Our systems supplier became our sister company. We got bought and converged in a vertical integration, and then we got divested again. We checked the systems, and the staff from our sister company got taken away to our opposition company. SonicWall was something that we inherited and we weren't really familiar with its use. I was familiar with Kerio's configuration, so we moved to a Kerio device to do the same job.

For our main firewall, the setup was fairly complex at the time because we had multiple internal networks to deal with. We had test environments versus operational environments. We had a lot of rules we wanted to put in place for corporate, so it was complex. It wasn't confusing in terms of how to configure it, but it was fairly complex. 

We started off focusing on corporate first. This was the least risk and then we moved our production phases over to that as we were confident in that we were secure and connected up correctly, so to speak, or the data center configuration was the way we needed it to be. Then we did a little post-testing in the configuration, not just with the firewall and stuff, but overall with penetration testing.
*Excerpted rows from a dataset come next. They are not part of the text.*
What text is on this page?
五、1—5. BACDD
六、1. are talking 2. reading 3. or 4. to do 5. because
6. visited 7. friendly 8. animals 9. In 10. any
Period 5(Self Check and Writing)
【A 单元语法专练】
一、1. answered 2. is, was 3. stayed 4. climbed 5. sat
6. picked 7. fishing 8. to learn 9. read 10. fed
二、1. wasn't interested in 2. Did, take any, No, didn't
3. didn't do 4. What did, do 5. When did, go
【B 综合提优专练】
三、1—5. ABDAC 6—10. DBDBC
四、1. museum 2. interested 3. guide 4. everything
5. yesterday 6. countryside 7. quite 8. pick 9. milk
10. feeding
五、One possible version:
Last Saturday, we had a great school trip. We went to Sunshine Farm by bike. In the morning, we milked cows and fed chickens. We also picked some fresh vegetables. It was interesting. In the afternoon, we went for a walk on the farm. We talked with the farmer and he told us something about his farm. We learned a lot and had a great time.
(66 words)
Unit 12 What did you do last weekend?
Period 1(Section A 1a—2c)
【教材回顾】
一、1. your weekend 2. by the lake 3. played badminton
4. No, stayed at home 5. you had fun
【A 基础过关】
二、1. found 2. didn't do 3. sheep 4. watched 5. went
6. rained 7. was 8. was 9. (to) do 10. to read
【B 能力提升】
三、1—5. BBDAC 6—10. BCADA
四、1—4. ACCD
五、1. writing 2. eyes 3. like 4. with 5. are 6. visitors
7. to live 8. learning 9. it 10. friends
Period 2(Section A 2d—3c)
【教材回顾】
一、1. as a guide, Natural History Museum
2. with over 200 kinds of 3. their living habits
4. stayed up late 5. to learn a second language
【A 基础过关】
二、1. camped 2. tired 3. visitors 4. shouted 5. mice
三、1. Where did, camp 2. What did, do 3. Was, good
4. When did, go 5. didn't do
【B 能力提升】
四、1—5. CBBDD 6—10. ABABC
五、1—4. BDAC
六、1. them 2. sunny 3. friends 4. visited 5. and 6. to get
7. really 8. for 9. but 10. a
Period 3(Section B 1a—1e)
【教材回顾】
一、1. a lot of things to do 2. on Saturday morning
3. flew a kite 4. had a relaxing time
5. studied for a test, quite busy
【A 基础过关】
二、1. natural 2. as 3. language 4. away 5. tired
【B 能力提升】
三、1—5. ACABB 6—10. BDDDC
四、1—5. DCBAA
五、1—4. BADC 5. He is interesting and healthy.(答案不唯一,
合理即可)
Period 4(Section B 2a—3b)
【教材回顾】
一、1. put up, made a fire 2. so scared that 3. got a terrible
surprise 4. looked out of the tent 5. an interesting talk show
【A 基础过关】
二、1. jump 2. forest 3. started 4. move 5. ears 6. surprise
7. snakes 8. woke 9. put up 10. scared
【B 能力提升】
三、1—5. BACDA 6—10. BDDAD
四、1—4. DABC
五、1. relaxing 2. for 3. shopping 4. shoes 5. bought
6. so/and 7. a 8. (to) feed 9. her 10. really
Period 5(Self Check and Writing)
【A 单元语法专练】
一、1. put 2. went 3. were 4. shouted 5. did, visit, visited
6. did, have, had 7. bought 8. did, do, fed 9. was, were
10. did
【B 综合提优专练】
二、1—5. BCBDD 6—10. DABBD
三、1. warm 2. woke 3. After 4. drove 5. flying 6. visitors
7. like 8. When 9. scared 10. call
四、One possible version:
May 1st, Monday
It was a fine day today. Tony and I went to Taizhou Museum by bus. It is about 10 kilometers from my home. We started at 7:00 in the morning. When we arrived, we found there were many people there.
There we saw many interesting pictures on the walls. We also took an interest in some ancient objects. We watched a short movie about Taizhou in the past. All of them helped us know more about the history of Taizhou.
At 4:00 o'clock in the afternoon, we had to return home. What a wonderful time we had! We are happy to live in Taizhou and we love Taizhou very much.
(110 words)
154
The deployment didn't take very long. TechPath took care of most of it. In terms of the site to site stuff, we do that fairly regularly. It might take an hour to configure devices, but it's not onerous. You've just got to make sure you get the settings right. The setup required a few engineers from their end, myself, and another employee. 

We do maintenance once a month and it requires one person. It doesn't quite a lot of maintenance because we just give it a courtesy reboot more than anything like we do with a lot of our gear. We just make sure that the updates are up to date, from time to time.

I have definitely seen ROI since the shutdown. Given its stability and its function, it certainly hasn't slowed down our ability to produce in a diverse environment especially with the contact center. A lot of what they do is hybrid Software as a Service, telephony, and all the rest of it, so having corporate access was key to be able to do their jobs. We went from a very secure, regulated on-prem environment to a diverse working from home environment overnight, and Kerio was key to that.

I never had to go out there and try and find an alternate solution because Kerio just did the job. I don't know how long it would've taken or how much it would've cost, but it certainly would have been at best, a minimum of setting up a much more permanent type of secure connection from each user's premises. It would have been a lot harder to do.

I didn't even blink at the price but I can't even remember what it cost. It was pretty reasonable. The cost was very affordable. We just ended up licensing our own because we didn't know who was going to be working remotely at the end of the day. I think anyone that had a chance to work at home, they got the license. It wasn't a factor of having to do to a view and make sure that every user absolutely needed one. It is a very affordable solution.

There are no additional costs to the standard licensing that I know of. We maintain the highway that it sits on and obviously the data center space and there might be transit and costs and that sort of thing associated with it, but not with Kerio itself. 

We didn't really look into other solutions. We were using MikroTik routers to do some of the work, but not really. Rather than learn SonicWall, we just switched to Kerio, because we we're familiar with the interfacing.

The biggest lesson I've learned from using Kerio is that you can quite easily and securely diversify your network security and access without compromising on cost and central control. Since this all comes down to is that it's all centrally controlled, I have confidence that the users were accessing our systems remotely and securely.

We have used the Kerio Control appliances to do point to point VPNs at the customer sites quite a few times now, and that's the one we recommend. Customers have been using Ubiquiti and have issues so we replaced them with Kerio appliances and they seem to work great. They're moderately priced, good value, and I haven't had to reboot one of those devices in the field yet. These things run point to point VPN for some pretty business-critical functions, such as wide-area gaming systems that transfer money between venues. I haven't had any issues.

I would rate Kerio Control a nine out of ten.